During the first few weeks of school, I keep an eye out for each of my students' "special talent" and pair it to a Classroom Career. My animal lover trains to be our Veterinarian. One of my tidy friends becomes the Custodian. The child obsessed with our computers and tablets is named our Technician. Each student is matched to a job that "fits!" Little by little, each of my students is hired for a Classroom Career. 

Upon being hired, each student is presented with a certificate at morning meeting, and their name is added to our Classroom Career bulletin board. As you can imagine, this is a Very Big Deal in Room 11. I hire the kids one, two, sometimes three at a time. This builds the anticipation! Who will be hired next? What will my job be? How can I show my teacher that I'm ready to start my career? 

Almost all jobs have job training. I use morning work time or the few minutes before dismissal to show students how to correctly complete their job each day by modeling the job myself or simply showing them where certain supplies are kept. This is a simply task that usually only needs done once or twice at the start of the year. Remember, we keep these jobs all year...after all, they reflect each child's special skill!

I've found that my students take more pride in their job knowing they were picked especially for it. They also come to rely upon themselves and each other more quickly. Instead of asking me how to draw a cat, my students consult the Artist. When we turn on our projector, the Electrician silently gets up to turn out the lights. In the chaos of a child falling and scraping their knee, my Doctor knows to quickly fetch a band-aid or ice pack from my desk. If the ringing classroom phone interrupts my lesson, my Secretary knows to answer and direct the call, allowing me to continue teaching.

With their roles established and permanent, my classroom runs more smoothly. No longer do I waste time picking an eager volunteer to run a paper across the hall, for this is the job of my Delivery Person. My standard end-of-the-day chores, like shutting the windows, emptying my desk garbage, and passing out papers are now taken care of by my Widow Specialist, Garbage Person, and Mail Distributor. These minutes saved give me more time to work one-on-one with students or plan for the next day, while also instilling a sense of responsibility in my students.

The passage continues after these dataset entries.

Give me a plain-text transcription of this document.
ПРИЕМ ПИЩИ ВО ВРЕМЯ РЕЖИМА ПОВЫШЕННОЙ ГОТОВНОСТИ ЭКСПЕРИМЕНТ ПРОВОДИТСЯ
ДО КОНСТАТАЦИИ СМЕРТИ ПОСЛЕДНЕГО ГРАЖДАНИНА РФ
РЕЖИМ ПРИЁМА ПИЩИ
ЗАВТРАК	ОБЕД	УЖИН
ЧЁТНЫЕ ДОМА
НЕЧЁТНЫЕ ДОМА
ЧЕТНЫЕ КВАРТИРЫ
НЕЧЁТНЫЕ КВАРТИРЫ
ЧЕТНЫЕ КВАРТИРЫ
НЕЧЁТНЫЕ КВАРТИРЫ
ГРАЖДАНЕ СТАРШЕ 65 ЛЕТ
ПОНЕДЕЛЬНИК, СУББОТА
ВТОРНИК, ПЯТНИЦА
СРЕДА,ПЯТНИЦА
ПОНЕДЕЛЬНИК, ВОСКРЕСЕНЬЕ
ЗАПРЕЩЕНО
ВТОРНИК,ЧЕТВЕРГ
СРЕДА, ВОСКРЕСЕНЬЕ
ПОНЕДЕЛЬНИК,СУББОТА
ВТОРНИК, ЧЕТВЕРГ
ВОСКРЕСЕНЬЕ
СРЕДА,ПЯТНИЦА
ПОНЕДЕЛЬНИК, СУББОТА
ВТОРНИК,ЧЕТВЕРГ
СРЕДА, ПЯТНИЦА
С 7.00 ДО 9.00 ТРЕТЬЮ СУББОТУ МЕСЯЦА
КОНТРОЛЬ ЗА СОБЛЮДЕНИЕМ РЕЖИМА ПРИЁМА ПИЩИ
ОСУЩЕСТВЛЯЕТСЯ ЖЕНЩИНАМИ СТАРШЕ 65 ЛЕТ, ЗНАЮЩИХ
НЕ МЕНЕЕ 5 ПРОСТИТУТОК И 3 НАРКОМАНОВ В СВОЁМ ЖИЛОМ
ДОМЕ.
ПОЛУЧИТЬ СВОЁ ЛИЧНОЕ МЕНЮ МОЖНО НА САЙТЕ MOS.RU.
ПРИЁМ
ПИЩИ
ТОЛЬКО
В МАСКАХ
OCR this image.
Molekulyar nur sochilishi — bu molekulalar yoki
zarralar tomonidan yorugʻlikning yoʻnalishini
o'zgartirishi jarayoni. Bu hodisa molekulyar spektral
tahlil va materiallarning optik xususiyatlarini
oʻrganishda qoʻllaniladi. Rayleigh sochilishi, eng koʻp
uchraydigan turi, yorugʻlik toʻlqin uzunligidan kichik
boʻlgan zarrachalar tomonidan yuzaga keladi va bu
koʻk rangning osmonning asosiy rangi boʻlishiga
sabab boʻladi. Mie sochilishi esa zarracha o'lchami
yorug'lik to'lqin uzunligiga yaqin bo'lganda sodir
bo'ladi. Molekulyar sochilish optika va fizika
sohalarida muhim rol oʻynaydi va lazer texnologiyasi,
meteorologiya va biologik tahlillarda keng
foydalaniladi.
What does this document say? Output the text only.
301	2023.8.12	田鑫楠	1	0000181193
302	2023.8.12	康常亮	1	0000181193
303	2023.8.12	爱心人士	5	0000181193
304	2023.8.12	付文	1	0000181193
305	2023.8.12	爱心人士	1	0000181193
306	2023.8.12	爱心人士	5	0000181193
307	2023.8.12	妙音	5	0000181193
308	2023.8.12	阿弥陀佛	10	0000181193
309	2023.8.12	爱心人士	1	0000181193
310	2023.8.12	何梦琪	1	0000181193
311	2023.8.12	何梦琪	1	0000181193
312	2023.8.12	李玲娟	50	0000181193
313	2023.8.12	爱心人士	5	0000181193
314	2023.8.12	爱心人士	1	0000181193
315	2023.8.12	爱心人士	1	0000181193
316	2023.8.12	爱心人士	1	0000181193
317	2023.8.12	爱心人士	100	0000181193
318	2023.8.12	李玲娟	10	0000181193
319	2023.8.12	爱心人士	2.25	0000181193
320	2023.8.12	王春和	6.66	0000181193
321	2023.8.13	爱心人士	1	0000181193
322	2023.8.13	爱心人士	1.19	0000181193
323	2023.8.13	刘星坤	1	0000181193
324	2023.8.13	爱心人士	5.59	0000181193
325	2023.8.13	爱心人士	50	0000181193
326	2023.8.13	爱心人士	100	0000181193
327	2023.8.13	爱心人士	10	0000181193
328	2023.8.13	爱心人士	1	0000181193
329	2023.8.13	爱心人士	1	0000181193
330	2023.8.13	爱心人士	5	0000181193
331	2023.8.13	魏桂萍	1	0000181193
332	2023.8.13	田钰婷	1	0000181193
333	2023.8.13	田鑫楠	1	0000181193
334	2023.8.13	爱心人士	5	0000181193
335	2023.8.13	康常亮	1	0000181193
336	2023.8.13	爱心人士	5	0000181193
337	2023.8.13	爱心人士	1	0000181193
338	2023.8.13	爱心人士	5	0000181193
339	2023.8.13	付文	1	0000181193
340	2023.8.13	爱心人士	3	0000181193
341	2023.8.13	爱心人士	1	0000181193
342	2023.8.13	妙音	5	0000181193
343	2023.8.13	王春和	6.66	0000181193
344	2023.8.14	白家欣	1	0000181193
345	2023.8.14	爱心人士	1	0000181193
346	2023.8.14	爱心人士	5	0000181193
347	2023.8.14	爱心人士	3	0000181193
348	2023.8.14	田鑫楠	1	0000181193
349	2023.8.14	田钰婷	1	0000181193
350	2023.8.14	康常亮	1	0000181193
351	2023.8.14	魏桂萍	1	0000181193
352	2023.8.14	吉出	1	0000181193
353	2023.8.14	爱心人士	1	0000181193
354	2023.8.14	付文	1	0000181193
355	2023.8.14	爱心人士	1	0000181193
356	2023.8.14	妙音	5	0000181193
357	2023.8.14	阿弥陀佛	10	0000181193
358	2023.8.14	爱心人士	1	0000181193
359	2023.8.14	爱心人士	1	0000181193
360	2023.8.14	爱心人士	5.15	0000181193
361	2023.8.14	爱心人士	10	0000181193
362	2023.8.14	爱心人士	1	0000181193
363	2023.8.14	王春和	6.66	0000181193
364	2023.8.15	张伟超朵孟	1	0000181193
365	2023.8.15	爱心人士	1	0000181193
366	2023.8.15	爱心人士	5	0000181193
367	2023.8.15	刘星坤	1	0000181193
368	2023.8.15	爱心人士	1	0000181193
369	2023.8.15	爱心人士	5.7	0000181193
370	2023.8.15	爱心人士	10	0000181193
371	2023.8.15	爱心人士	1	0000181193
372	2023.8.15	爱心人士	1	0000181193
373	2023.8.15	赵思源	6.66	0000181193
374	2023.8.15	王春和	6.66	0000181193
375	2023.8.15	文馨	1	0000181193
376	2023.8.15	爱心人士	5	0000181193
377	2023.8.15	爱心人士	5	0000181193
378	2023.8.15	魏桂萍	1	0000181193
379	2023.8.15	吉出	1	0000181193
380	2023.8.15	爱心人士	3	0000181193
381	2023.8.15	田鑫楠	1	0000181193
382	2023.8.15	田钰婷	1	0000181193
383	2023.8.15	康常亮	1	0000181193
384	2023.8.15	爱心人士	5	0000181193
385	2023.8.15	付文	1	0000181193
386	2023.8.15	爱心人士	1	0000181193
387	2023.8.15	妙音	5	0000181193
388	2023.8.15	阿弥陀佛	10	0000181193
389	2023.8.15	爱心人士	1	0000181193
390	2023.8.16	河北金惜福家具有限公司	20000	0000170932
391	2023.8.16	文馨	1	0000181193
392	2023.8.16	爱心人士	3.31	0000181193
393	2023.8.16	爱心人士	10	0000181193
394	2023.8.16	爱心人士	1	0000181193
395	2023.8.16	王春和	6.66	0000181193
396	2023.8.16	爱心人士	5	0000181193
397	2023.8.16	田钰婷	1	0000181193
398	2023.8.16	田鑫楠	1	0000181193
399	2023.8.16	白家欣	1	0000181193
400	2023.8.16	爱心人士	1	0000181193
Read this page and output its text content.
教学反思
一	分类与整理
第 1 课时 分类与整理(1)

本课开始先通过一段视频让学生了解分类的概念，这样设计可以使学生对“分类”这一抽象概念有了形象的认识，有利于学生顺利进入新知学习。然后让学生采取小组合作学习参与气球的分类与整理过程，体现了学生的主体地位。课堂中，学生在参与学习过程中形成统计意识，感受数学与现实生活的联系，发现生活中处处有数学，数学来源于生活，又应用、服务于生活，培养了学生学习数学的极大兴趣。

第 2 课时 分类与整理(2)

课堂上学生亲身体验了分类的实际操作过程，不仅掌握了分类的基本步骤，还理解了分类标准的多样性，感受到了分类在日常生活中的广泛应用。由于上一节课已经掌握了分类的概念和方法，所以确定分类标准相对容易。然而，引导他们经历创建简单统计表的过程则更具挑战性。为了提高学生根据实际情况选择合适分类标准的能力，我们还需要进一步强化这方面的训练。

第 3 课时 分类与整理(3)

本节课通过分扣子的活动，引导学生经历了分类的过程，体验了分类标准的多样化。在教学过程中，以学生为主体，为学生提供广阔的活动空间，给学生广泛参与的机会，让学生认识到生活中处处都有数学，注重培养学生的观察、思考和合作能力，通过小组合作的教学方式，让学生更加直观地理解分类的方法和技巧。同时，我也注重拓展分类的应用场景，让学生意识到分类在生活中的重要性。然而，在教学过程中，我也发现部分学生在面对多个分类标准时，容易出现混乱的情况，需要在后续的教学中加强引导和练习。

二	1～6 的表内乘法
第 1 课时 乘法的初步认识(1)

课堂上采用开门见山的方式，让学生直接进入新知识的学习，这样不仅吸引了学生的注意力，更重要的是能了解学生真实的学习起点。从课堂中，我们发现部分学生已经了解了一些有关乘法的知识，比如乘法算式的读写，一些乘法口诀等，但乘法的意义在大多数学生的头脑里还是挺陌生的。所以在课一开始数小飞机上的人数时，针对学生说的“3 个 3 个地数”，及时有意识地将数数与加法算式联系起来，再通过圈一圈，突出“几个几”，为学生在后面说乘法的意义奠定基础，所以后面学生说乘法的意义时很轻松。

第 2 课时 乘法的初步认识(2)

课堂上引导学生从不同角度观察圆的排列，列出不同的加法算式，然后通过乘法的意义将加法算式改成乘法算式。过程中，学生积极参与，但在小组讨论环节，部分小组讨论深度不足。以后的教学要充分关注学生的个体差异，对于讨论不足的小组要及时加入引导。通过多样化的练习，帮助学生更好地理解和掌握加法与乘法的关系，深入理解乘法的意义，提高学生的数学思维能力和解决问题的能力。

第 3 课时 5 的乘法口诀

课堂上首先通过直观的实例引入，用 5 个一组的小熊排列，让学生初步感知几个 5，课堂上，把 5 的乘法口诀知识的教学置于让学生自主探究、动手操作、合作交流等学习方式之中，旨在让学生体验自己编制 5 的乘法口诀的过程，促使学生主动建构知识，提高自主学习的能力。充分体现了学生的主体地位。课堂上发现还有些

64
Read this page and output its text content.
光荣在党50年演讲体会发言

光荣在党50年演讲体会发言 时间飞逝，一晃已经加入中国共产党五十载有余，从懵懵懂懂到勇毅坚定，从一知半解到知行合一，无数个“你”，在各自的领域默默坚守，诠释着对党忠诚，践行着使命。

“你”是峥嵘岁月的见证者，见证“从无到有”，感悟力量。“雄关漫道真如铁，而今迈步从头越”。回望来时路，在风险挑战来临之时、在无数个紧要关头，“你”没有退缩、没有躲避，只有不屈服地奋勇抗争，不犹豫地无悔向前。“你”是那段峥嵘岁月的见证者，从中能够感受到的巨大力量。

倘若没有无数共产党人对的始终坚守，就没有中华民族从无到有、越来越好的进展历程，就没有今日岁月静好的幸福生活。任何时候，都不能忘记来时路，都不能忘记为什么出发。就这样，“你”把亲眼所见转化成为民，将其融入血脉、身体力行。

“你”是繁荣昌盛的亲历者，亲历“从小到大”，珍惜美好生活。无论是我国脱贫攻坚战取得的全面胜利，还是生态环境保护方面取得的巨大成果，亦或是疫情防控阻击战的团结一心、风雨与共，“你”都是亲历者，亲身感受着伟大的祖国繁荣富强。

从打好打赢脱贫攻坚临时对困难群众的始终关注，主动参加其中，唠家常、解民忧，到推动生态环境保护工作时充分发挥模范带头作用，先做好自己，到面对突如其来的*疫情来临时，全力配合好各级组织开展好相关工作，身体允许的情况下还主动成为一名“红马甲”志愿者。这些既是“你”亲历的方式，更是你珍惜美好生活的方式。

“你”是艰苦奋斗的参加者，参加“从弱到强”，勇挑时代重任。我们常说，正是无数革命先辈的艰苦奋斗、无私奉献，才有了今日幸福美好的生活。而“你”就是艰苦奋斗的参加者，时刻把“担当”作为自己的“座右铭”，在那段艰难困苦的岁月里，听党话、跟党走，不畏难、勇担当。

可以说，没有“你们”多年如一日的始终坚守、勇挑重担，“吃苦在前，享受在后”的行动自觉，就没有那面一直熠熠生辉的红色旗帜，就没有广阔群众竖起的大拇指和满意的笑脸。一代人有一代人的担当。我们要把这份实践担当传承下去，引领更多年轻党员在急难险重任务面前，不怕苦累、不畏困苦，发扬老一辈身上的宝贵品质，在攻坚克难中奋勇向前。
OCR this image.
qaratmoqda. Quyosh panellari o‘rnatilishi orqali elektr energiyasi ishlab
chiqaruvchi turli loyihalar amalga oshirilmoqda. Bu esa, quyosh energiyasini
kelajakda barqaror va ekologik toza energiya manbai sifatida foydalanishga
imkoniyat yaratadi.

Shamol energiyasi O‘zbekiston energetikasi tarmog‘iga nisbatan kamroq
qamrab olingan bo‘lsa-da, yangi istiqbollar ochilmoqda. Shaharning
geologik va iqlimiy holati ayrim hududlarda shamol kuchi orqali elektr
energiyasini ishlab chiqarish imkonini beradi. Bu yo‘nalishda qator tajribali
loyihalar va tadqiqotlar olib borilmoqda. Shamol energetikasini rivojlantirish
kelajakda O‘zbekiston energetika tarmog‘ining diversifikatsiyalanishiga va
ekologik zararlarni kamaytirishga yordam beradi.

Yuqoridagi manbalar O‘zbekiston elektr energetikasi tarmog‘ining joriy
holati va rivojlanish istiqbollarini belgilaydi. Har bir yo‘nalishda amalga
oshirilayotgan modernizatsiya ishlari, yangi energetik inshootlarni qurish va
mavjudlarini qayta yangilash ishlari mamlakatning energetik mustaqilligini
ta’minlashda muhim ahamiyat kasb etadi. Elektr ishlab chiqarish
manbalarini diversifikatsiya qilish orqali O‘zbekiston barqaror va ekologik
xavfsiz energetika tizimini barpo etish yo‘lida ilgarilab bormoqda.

Two years ago, I said adios to traditional, rotating classroom jobs and I haven't looked back since! Interested in trying Classroom Careers for yourself? Check out my Classroom Careers set on TpT, a steal at just $4.50! In addition to learning about all 22 Classroom Careers, you'll be able to download the four sets of job cards with matching name cards and headers to make your Classroom Career bulletin board. You'll also earn access to pre-made, editable certificates for your newly hired students. The entire set is editable, and includes various sizes of print outs in color and B&W. Just click HERE to get started!

Just for you, I've also created a freebie for you to preview the set. Check out this new addition on TpT by clicking HERE. Even if you're buying the set, you'll want to check out this freebie as well! It features my brand new Classroom Career application for students to apply to their favorite careers.

What do your classroom jobs look like? Is there a career I've missed? Sound off in the comments below. I'm off to the mall for some more back to school shopping...see you next week for the second edition of my Back to School series, all about Meet the Teacher night!


  1. I love this process of classroom careers that you've shared! The fact that you observe the students and carefully select them for certain jobs based on their skills is brilliant. I will definitely be trying this in my own teaching!

  2. Cute idea! I have found that kids LOVE responsibility and take pride in doing their "job" or "career" well.